Long answer (compilation of comments from the 3rd page of the post):
The big difference between the 32-bit and 64-bit WoW clients will be the RAM usage. 32-bit addressing allow you to have 4GB worth of addresses but only half of that is used to access RAM and the other half of the address space is for direct access to hardware, so a 32-bit application can't occupy more than 2GB of RAM because it wouldn't be able to remember where it was putting things after that. 64-bit addressing squares the size of the address space to 16 Exabytes (Exa- is the prefix for 10^18), 8TB of which can be accessed by a 64-bit program (which means, for the foreseeable future, you'll be limited by how much free RAM you have, not an artificial limit of the cpu-architecture & operating system).
The 64-bit client will be able to expand to use all available RAM in your computer and will likely give some performance improvements due to not having to unload and reload big chunks of the game to stay under 2GB.

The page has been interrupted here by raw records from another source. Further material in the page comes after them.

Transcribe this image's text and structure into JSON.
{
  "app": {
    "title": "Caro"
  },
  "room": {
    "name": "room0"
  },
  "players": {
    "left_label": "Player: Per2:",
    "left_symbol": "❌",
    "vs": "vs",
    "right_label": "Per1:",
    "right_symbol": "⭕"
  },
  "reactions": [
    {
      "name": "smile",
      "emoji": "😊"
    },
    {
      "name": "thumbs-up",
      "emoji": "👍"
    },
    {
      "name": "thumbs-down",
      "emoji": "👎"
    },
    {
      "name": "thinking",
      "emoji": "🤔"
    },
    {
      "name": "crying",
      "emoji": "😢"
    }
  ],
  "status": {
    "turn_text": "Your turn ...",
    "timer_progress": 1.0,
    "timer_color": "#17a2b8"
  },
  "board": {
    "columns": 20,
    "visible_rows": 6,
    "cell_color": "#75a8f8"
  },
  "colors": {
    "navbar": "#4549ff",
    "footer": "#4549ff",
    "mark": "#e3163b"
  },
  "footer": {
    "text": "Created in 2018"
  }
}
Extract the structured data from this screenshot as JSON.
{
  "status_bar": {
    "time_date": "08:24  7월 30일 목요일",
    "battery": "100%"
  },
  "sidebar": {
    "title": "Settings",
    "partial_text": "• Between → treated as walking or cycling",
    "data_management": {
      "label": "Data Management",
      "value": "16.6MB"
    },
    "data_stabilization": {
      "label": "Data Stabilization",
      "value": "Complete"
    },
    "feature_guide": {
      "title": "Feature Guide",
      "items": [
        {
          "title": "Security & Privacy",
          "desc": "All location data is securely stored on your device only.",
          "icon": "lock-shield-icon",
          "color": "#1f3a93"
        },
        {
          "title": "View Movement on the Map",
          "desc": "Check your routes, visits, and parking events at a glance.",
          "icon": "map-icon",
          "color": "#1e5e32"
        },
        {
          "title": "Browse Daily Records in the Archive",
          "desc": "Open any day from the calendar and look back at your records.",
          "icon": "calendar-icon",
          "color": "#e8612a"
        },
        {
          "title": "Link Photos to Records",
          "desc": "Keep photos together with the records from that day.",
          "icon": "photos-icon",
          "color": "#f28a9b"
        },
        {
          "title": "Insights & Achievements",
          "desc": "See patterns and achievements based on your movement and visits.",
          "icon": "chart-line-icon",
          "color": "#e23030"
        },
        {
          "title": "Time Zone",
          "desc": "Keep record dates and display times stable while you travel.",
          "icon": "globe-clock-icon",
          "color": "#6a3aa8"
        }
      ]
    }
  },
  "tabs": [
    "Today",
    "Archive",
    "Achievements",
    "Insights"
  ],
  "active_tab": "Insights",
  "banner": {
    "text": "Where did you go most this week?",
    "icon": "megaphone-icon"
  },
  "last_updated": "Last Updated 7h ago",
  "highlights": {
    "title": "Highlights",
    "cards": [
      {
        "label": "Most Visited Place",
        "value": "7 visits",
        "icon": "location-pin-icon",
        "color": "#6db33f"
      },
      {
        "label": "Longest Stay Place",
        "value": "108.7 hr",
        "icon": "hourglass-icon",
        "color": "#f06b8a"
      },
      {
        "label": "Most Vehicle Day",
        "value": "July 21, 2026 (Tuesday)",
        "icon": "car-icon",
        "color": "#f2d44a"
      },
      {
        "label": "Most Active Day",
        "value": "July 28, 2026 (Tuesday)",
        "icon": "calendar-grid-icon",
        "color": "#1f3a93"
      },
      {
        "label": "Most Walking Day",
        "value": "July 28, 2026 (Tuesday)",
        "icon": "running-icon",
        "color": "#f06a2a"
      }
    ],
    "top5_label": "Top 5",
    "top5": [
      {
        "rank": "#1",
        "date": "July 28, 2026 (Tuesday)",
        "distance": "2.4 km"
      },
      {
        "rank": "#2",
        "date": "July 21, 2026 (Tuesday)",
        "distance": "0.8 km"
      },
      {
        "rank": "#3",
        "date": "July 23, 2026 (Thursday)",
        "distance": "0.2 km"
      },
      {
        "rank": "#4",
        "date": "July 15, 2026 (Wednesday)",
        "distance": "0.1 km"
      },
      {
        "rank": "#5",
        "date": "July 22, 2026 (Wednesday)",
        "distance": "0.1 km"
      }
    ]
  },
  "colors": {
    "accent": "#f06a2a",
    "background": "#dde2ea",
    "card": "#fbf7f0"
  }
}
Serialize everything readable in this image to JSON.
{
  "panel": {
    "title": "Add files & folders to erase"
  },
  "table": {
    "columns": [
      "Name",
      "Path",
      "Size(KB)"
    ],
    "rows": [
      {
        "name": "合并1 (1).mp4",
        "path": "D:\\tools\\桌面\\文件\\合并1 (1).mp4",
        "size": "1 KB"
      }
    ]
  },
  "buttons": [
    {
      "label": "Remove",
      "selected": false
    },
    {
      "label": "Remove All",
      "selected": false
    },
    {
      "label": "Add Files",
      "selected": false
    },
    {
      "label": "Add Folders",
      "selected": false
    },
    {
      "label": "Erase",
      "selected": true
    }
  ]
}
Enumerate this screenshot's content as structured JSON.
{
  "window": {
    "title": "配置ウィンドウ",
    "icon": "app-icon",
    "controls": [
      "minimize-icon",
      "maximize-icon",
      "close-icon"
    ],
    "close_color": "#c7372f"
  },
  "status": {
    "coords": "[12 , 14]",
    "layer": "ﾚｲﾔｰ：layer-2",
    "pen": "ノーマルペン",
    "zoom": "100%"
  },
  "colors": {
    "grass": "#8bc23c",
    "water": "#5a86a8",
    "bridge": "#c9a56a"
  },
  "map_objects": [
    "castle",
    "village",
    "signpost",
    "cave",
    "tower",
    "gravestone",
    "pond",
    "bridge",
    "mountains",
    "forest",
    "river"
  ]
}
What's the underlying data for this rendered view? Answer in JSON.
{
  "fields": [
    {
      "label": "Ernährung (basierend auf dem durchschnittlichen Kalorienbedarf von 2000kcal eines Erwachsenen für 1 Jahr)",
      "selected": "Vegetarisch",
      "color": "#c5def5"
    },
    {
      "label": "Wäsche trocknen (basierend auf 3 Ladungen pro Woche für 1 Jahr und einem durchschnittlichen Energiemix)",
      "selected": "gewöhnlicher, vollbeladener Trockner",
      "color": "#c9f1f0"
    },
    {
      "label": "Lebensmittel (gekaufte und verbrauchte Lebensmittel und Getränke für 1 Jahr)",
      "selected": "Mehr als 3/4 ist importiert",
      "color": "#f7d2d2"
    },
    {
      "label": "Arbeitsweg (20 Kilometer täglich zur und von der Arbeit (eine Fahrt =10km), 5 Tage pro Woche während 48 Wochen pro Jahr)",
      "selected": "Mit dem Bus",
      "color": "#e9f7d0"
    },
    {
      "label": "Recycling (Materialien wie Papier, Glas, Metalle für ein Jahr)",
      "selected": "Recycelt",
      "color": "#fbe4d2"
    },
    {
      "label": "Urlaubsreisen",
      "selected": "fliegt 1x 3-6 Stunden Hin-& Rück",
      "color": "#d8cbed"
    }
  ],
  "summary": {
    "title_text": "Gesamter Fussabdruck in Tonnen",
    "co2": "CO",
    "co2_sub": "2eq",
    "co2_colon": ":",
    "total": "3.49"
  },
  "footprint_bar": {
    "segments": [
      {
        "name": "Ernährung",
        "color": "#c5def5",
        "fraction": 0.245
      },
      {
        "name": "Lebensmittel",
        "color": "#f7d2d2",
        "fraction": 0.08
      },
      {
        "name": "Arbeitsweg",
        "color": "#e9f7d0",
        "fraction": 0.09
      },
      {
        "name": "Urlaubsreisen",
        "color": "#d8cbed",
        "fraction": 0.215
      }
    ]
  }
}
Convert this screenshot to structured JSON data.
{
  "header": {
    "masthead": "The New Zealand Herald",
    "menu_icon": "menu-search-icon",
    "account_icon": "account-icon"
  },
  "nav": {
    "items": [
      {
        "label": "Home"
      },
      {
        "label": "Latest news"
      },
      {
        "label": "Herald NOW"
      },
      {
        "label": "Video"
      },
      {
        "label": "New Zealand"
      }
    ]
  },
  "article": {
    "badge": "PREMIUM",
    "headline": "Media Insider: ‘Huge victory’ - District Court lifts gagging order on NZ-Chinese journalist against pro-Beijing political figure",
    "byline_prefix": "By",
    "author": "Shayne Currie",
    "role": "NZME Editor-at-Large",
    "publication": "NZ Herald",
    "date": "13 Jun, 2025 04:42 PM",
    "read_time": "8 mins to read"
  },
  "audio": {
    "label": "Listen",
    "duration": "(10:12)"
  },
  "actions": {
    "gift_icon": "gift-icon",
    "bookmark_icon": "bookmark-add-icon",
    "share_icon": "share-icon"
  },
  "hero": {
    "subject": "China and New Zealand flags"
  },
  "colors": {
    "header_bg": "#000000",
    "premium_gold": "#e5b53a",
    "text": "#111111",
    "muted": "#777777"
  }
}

RAM aside, a 32 bit instruction is going to go through the WOW64 layer on Windows (which allows 32 bit instructions to be executed on a 64 bit processor), which means that it takes a tiny-tiny bit longer to execute a 32 bit program than the same 64 bit program on a 64 bit version of Windows.
We've already got 64 bit operating systems. The 32-bit client can still only access 2GB of memory on a 64-bit OS.
Jan 10th 2012 8:54PM I'm for it.
Since when does swinging around a giant spear make you MORE agile anyway?
Jan 6th 2012 12:20AM I'm surprised they didn't temp ban the Pallies who've been using it. They should've known it wasn't meant to proc that much and were abusing an exploit.